The Structure of the Human Eye

Figure 1: The Human Eye

The human eye is an incredibly complex and wonderful device. Its job is to gather and to a certain degree process light and to turn that light into a signal that can be sent to the brain for further processing. Figure 1 shows a simple diagram of the human eye. The story of humans' ability to detect and process light starts at the front of the eye. The cornea gathers and focuses the light that enters the eye. The cornea provides about three quarters of the focusing power of the eye. However, the cornea can not be adjusted to change the focus of the eye.

The light then passes through the pupil. The pupil's job is to regulate the amount of light entering the eye. The pupil can change its size (i.e., expand or contract) depending on the intensity of the light striking the eye.

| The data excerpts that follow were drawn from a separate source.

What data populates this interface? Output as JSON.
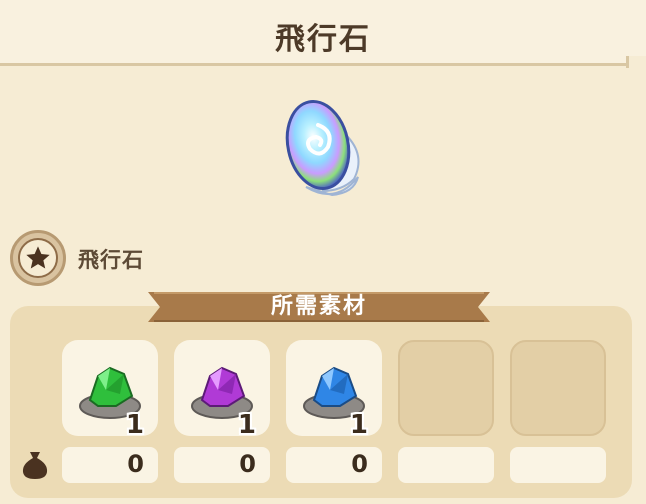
{
  "header": {
    "title": "飛行石"
  },
  "item": {
    "name": "飛行石",
    "image_icon": "flying-stone-icon",
    "badge_icon": "star-icon"
  },
  "materials": {
    "section_title": "所需素材",
    "slots": [
      {
        "icon": "green-crystal-ore-icon",
        "required": "1",
        "owned": "0",
        "color": "#2fbf3c"
      },
      {
        "icon": "purple-crystal-ore-icon",
        "required": "1",
        "owned": "0",
        "color": "#b03ad6"
      },
      {
        "icon": "blue-crystal-ore-icon",
        "required": "1",
        "owned": "0",
        "color": "#2f86e6"
      },
      {
        "icon": "empty-slot",
        "required": "",
        "owned": ""
      },
      {
        "icon": "empty-slot",
        "required": "",
        "owned": ""
      }
    ],
    "owned_icon": "money-bag-icon"
  },
  "colors": {
    "background": "#f6ecd4",
    "panel": "#ecdbb5",
    "ribbon": "#a87a4a",
    "text_dark": "#3b2c1d"
  }
}
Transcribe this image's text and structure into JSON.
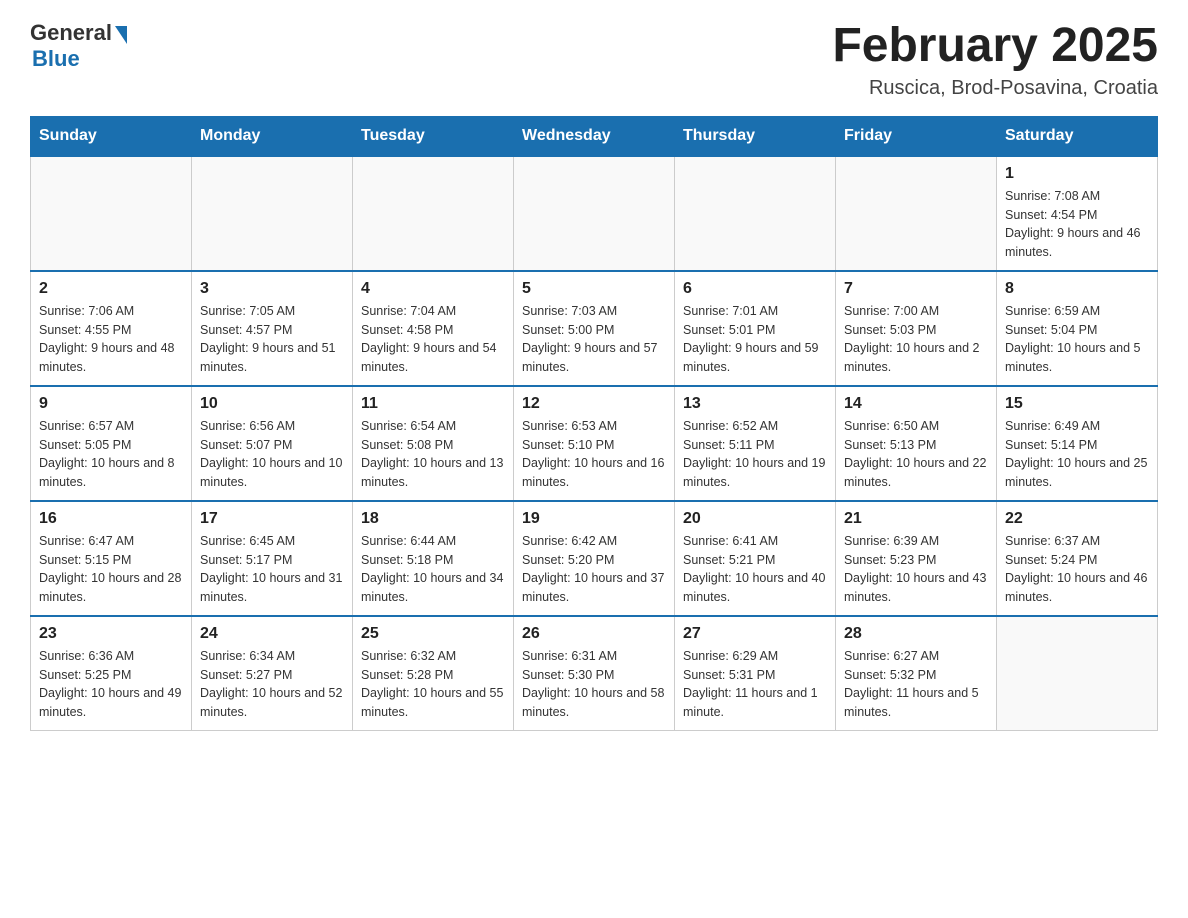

The pupil's ability to expand and contract is due to the fact that the pupil is surrounded by the iris. The iris is composed of a tissue that connects the pupil to a set of muscles. These muscles cause the pupil to either expand or contract in response to changing light intensity. The pupil, iris, and associated muscles are responsible for the incredible dynamic range of the human eye. Any experienced photographer knows that the human eye can see a larger dynamic range than either film or digital sensor. As photographers, we often use graduated neutral density filters or digital techniques (e.g., using two or more exposures to capture the entire dynamic range of a scene) to deal with the fact that our cameras can not capture the entire range of tones in some scenes. Luckily, our eyes do not have that problem. When the light is very bright, the muscles and iris cause the pupil to contract. This reduces the amount of light entering the eye and allows us to see detail in the bright areas. When the light is dim, the muscles and iris cause the pupil to expand. This increases the amount of light entering the eye and allows us to see detail in the shadows.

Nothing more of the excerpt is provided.